Impressionante também é Ica! No meio do deserto, surge uma cidade cheia de contrastes, às margens do rio homônimo. Por um lado, condomínios verdes, condôminos brancos e caríssimos carros; por outro, índios em motonetas que transportam, além do motorista, duas pessoas em um banco traseiro improvisado.

O tempo não permitiu que conhecêssemos, por outro lado, o oásis de Ica, conhecido por Huacachina. Um pequeno povoado surgido às margens de um lago natural ainda no deserto.

Oásis de Huacachina

Chegamos em Nazca. Apesar de termos reservado, por telefone, o voo para o meio dia, esperamos três horas para embarcarmos na pequena aeronave, que, além do piloto e do copiloto, comportava quatro passageiros. Justificaram o descaso sob o argumento de que os outros dois passageiros se atrasaram. Infelizmente, por mais que retrucássemos, não tínhamos poder de barganha. Em favor deles, existiam 16 horas de viagem para um único propósito. Restava esperar…

Chegaram os outros dois passageiros. Dois garotos asiáticos, não mais de 24 anos de idade, aparentemente um casal, ambos com camisa de Michael Jackson. Nada simpáticos. Na verdade, qualquer gesto de cortesia dificilmente seria por nós interpretado, em virtude da espera que motivaram.

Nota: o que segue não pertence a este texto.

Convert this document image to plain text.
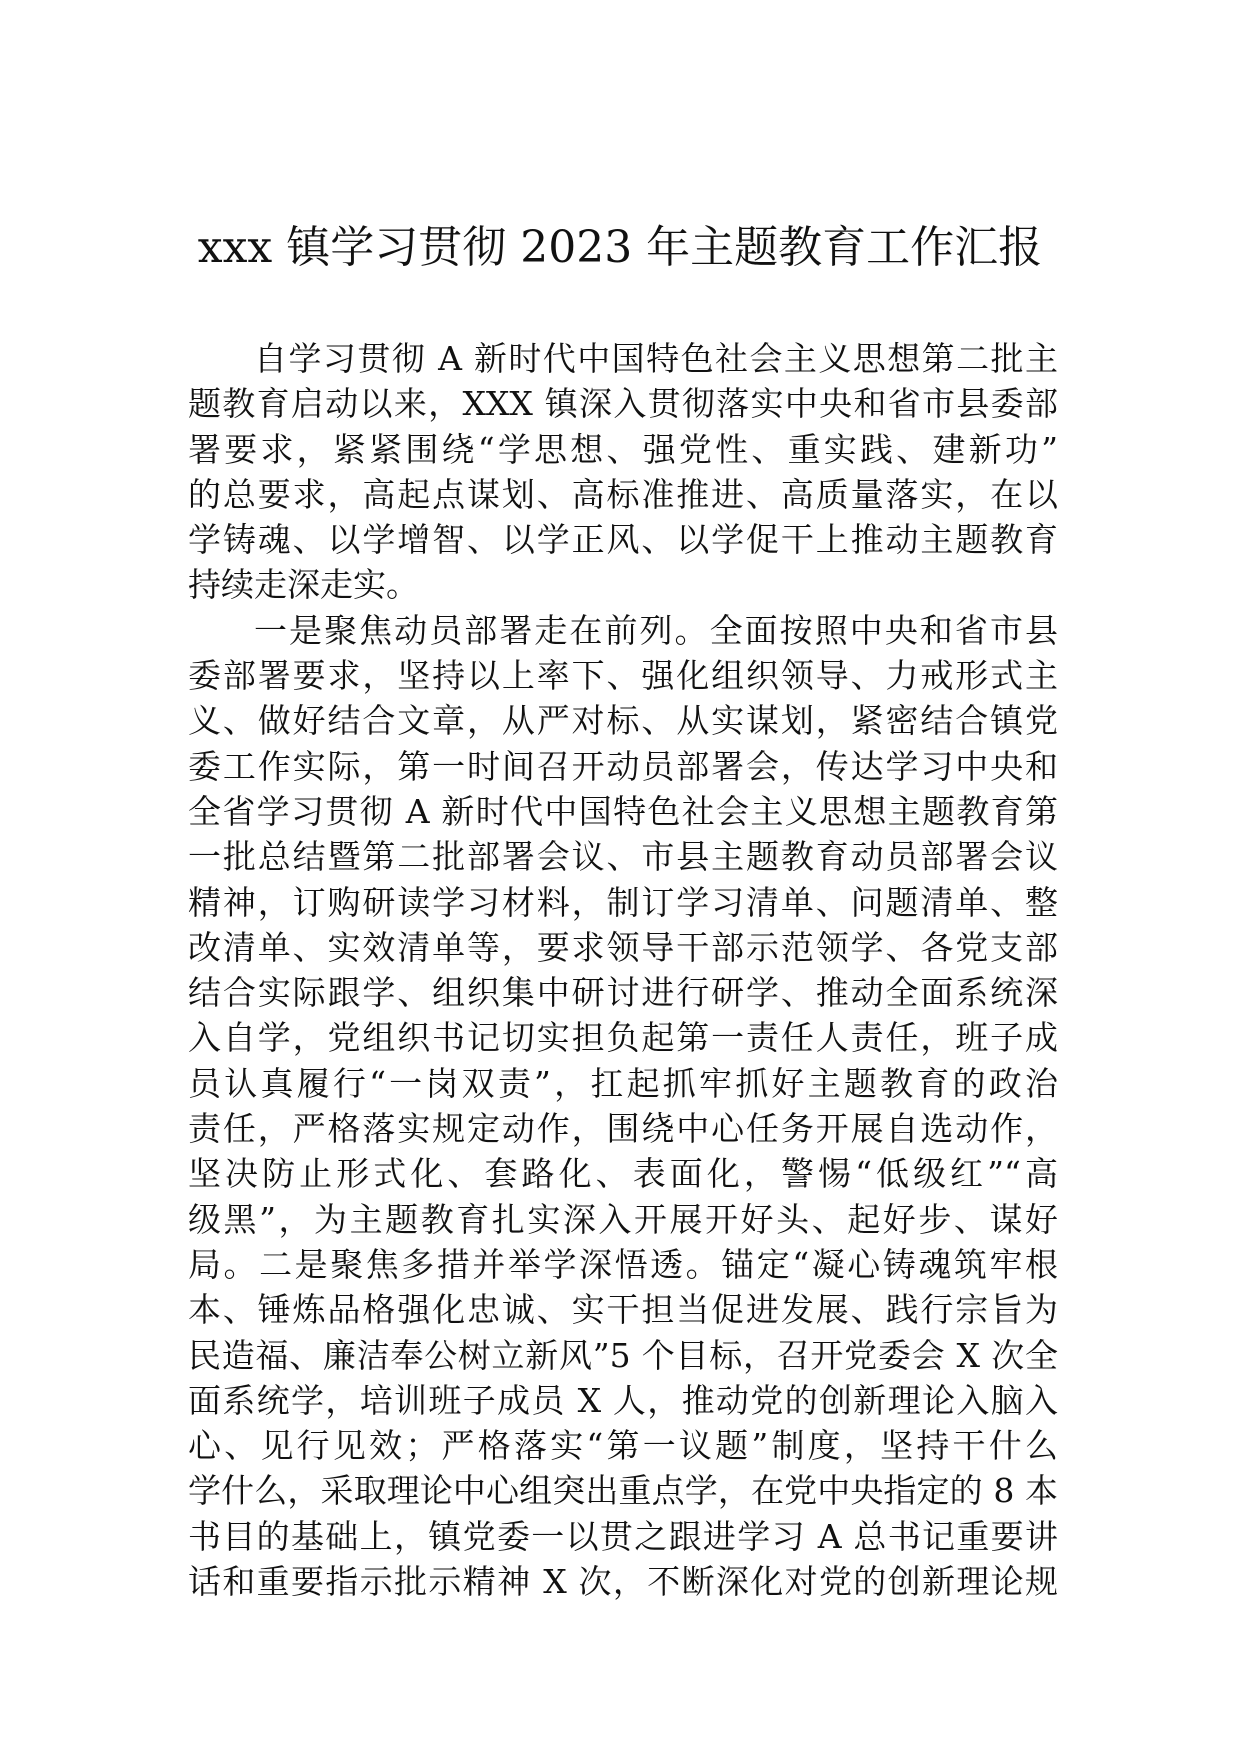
xxx 镇学习贯彻 2023 年主题教育工作汇报
自学习贯彻 A 新时代中国特色社会主义思想第二批主
题教育启动以来，XXX 镇深入贯彻落实中央和省市县委部
署要求，紧紧围绕“学思想、强党性、重实践、建新功”
的总要求，高起点谋划、高标准推进、高质量落实，在以
学铸魂、以学增智、以学正风、以学促干上推动主题教育
持续走深走实。
一是聚焦动员部署走在前列。全面按照中央和省市县
委部署要求，坚持以上率下、强化组织领导、力戒形式主
义、做好结合文章，从严对标、从实谋划，紧密结合镇党
委工作实际，第一时间召开动员部署会，传达学习中央和
全省学习贯彻 A 新时代中国特色社会主义思想主题教育第
一批总结暨第二批部署会议、市县主题教育动员部署会议
精神，订购研读学习材料，制订学习清单、问题清单、整
改清单、实效清单等，要求领导干部示范领学、各党支部
结合实际跟学、组织集中研讨进行研学、推动全面系统深
入自学，党组织书记切实担负起第一责任人责任，班子成
员认真履行“一岗双责”，扛起抓牢抓好主题教育的政治
责任，严格落实规定动作，围绕中心任务开展自选动作，
坚决防止形式化、套路化、表面化，警惕“低级红”“高
级黑”，为主题教育扎实深入开展开好头、起好步、谋好
局。二是聚焦多措并举学深悟透。锚定“凝心铸魂筑牢根
本、锤炼品格强化忠诚、实干担当促进发展、践行宗旨为
民造福、廉洁奉公树立新风”5 个目标，召开党委会 X 次全
面系统学，培训班子成员 X 人，推动党的创新理论入脑入
心、见行见效；严格落实“第一议题”制度，坚持干什么
学什么，采取理论中心组突出重点学，在党中央指定的 8 本
书目的基础上，镇党委一以贯之跟进学习 A 总书记重要讲
话和重要指示批示精神 X 次，不断深化对党的创新理论规
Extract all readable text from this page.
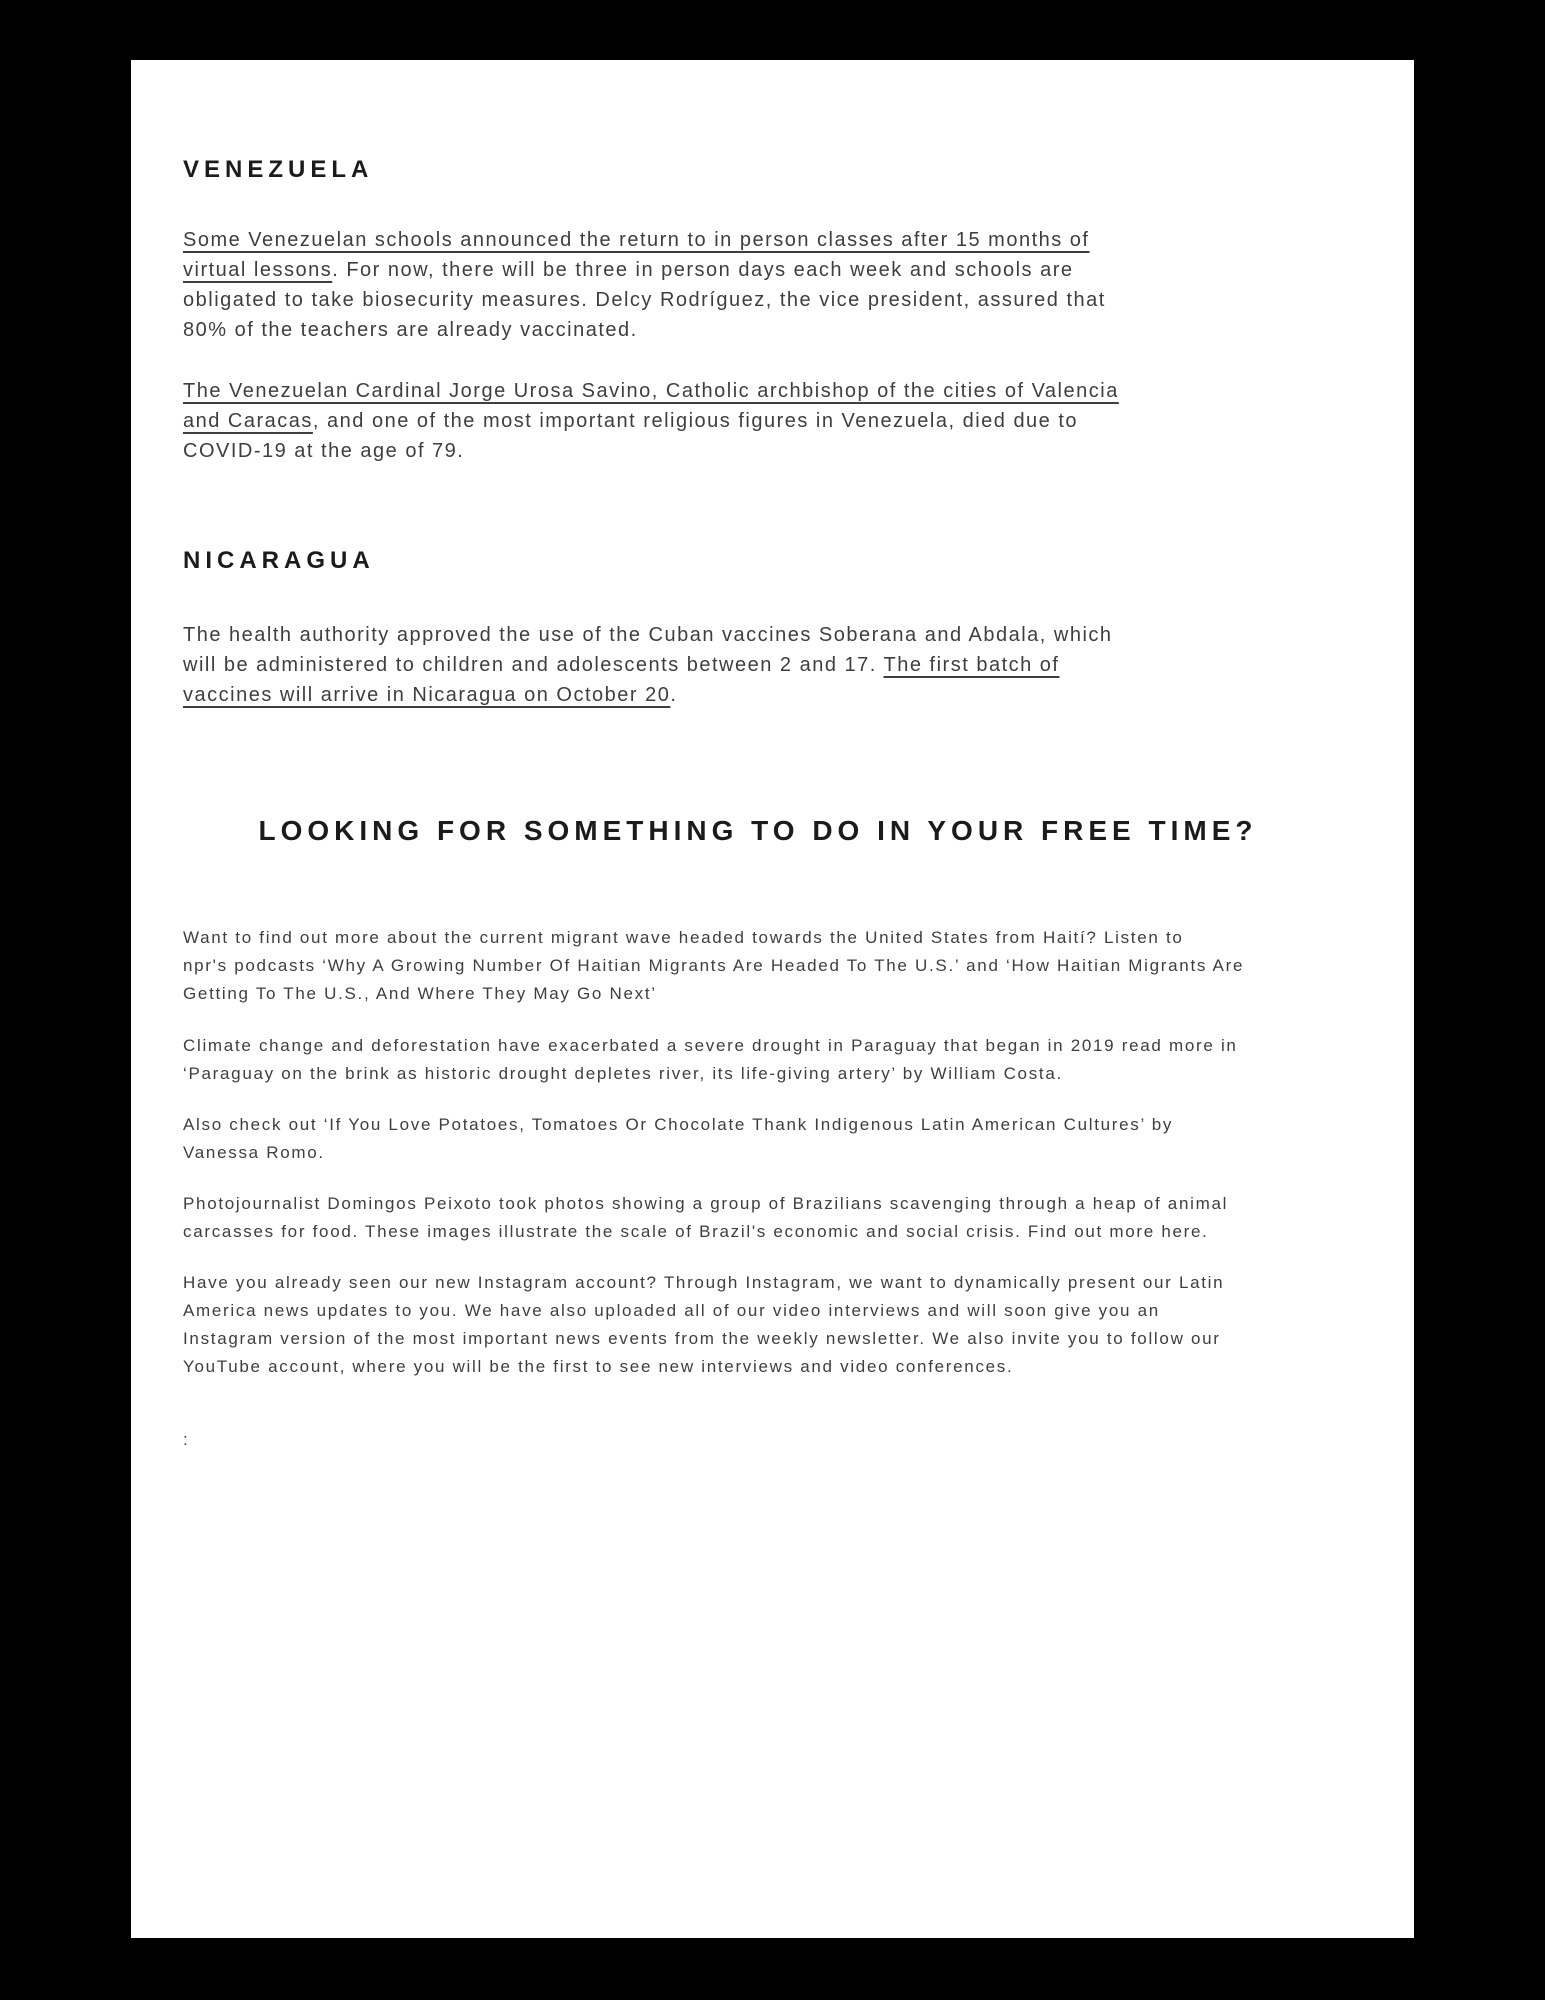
VENEZUELA
Some Venezuelan schools announced the return to in person classes after 15 months of
virtual lessons. For now, there will be three in person days each week and schools are
obligated to take biosecurity measures. Delcy Rodríguez, the vice president, assured that
80% of the teachers are already vaccinated.
The Venezuelan Cardinal Jorge Urosa Savino, Catholic archbishop of the cities of Valencia
and Caracas, and one of the most important religious figures in Venezuela, died due to
COVID-19 at the age of 79.
NICARAGUA
The health authority approved the use of the Cuban vaccines Soberana and Abdala, which
will be administered to children and adolescents between 2 and 17. The first batch of
vaccines will arrive in Nicaragua on October 20.
LOOKING FOR SOMETHING TO DO IN YOUR FREE TIME?
Want to find out more about the current migrant wave headed towards the United States from Haití? Listen to
npr's podcasts ‘Why A Growing Number Of Haitian Migrants Are Headed To The U.S.’ and ‘How Haitian Migrants Are
Getting To The U.S., And Where They May Go Next’
Climate change and deforestation have exacerbated a severe drought in Paraguay that began in 2019 read more in
‘Paraguay on the brink as historic drought depletes river, its life-giving artery’ by William Costa.
Also check out ‘If You Love Potatoes, Tomatoes Or Chocolate Thank Indigenous Latin American Cultures’ by
Vanessa Romo.
Photojournalist Domingos Peixoto took photos showing a group of Brazilians scavenging through a heap of animal
carcasses for food. These images illustrate the scale of Brazil's economic and social crisis. Find out more here.
Have you already seen our new Instagram account? Through Instagram, we want to dynamically present our Latin
America news updates to you. We have also uploaded all of our video interviews and will soon give you an
Instagram version of the most important news events from the weekly newsletter. We also invite you to follow our
YouTube account, where you will be the first to see new interviews and video conferences.
:
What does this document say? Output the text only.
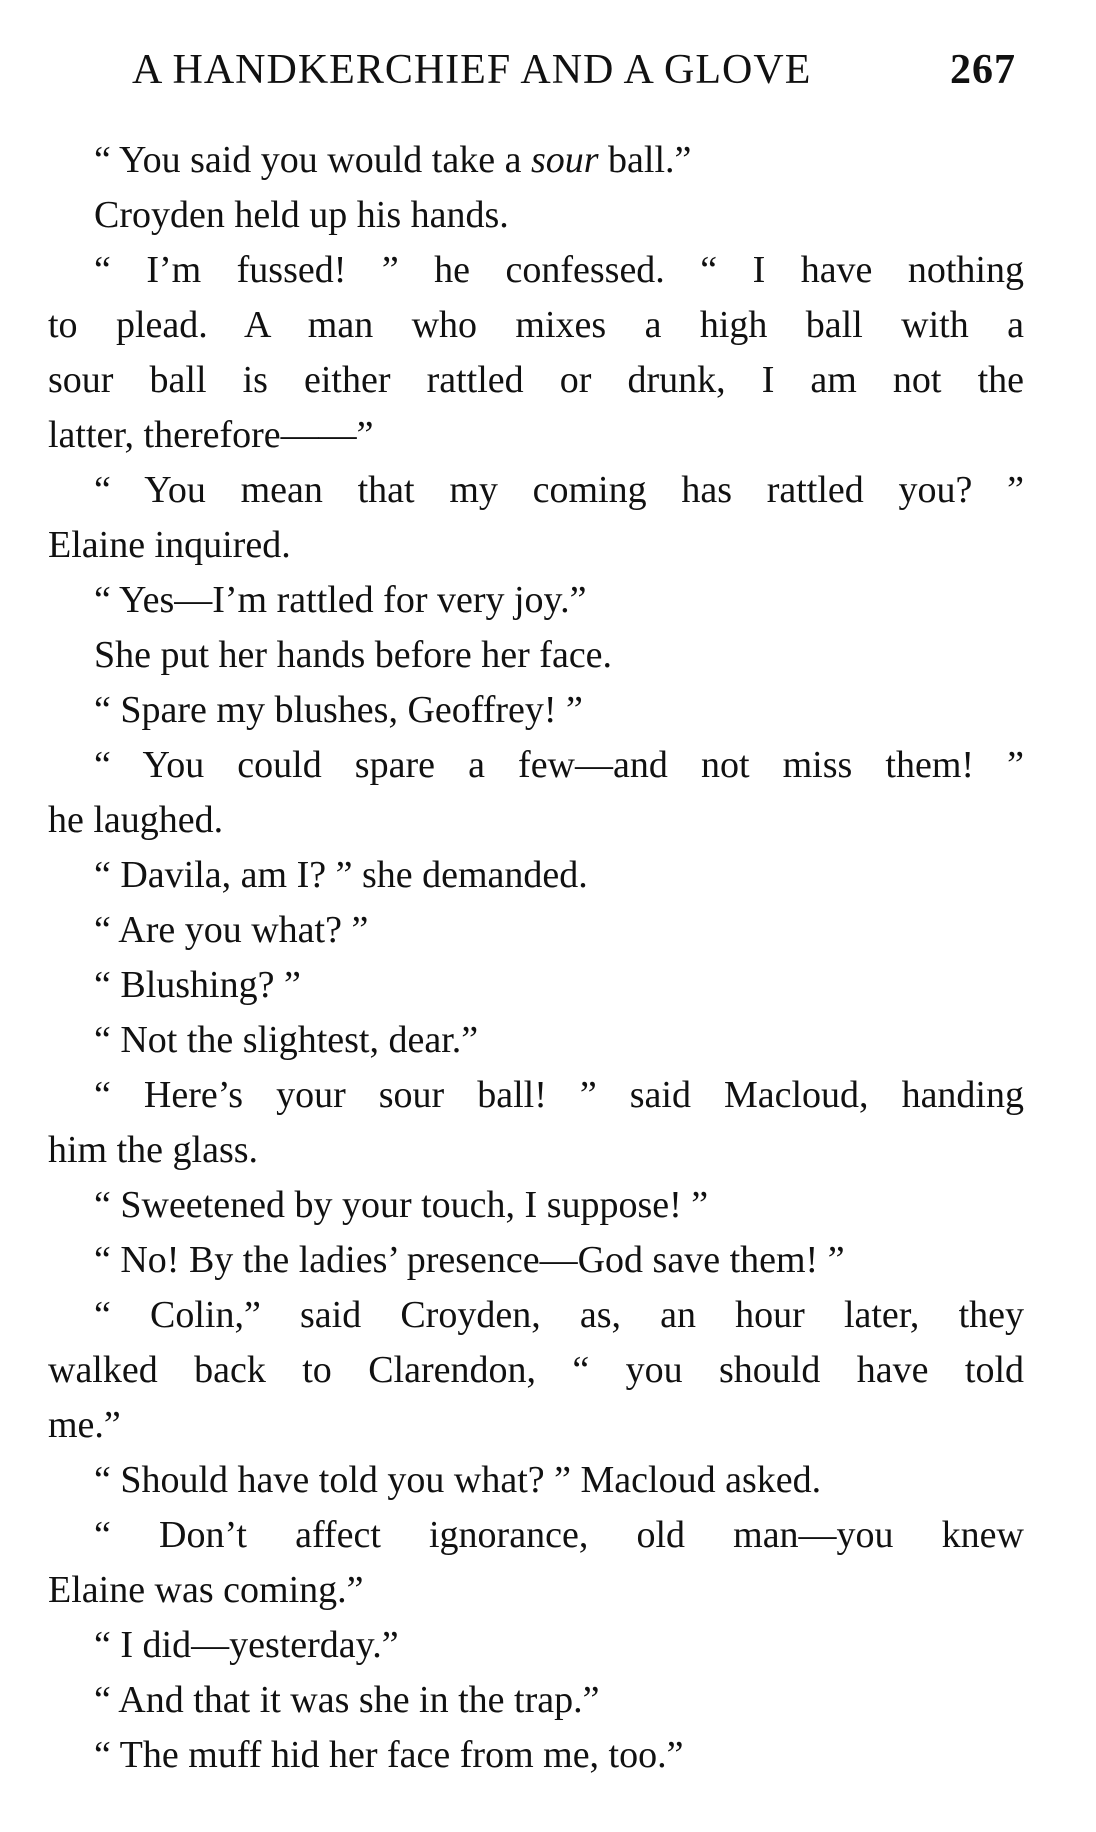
A HANDKERCHIEF AND A GLOVE	267
“ You said you would take a sour ball.”
Croyden held up his hands.
“ I’m fussed! ” he confessed. “ I have nothing
to plead. A man who mixes a high ball with a
sour ball is either rattled or drunk, I am not the
latter, therefore——”
“ You mean that my coming has rattled you? ”
Elaine inquired.
“ Yes—I’m rattled for very joy.”
She put her hands before her face.
“ Spare my blushes, Geoffrey! ”
“ You could spare a few—and not miss them! ”
he laughed.
“ Davila, am I? ” she demanded.
“ Are you what? ”
“ Blushing? ”
“ Not the slightest, dear.”
“ Here’s your sour ball! ” said Macloud, handing
him the glass.
“ Sweetened by your touch, I suppose! ”
“ No! By the ladies’ presence—God save them! ”
“ Colin,” said Croyden, as, an hour later, they
walked back to Clarendon, “ you should have told
me.”
“ Should have told you what? ” Macloud asked.
“ Don’t affect ignorance, old man—you knew
Elaine was coming.”
“ I did—yesterday.”
“ And that it was she in the trap.”
“ The muff hid her face from me, too.”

Hora do passeio. Devo confessar que hesitei, de imediato, quando observei o tamanho dos pneus do avião. Lembraram-me as rodas plásticas do meu triciclo da infância. Tive duas certezas: a gravidade triunfaria e a máxima popular “Pra descer todo Santo ajuda” não se aplicaria na situação.

Meios de transporte assemelhados na memória, segundo o autor

Diante do receio, Leila retrucou: “Se respeite, homem!” Era o momento ideal de demonstrar a estirpe viril de um implacável homem paraibano. “Me respeita, mulher! E eu sou menino?! Vamo simbora!”.

Decolamos, finalmente.

O piloto fazia questão de apresentar as linhas para os dois lados de janelas, para tanto manobrando bruscamente o teco-teco, enquanto o copiloto auxiliava na identificação dos geoglifos.

Cada identificação entusiasmava, notadamente a dos animais. Eu, particularmente, me surpreendi ainda mais com as imensas e perfeitas figuras geométricas rasgadas no solo, em regra, triângulos, trapézios e retângulos.

Ao pousarmos, conversamos sobre a origem das linhas. Acabamos por não nos convencer se foi obra do povo Nazca, de extraterrestres ou empreendimento turístico do governo peruano. Não importava. Tínhamos uma única certeza… compensou esperar.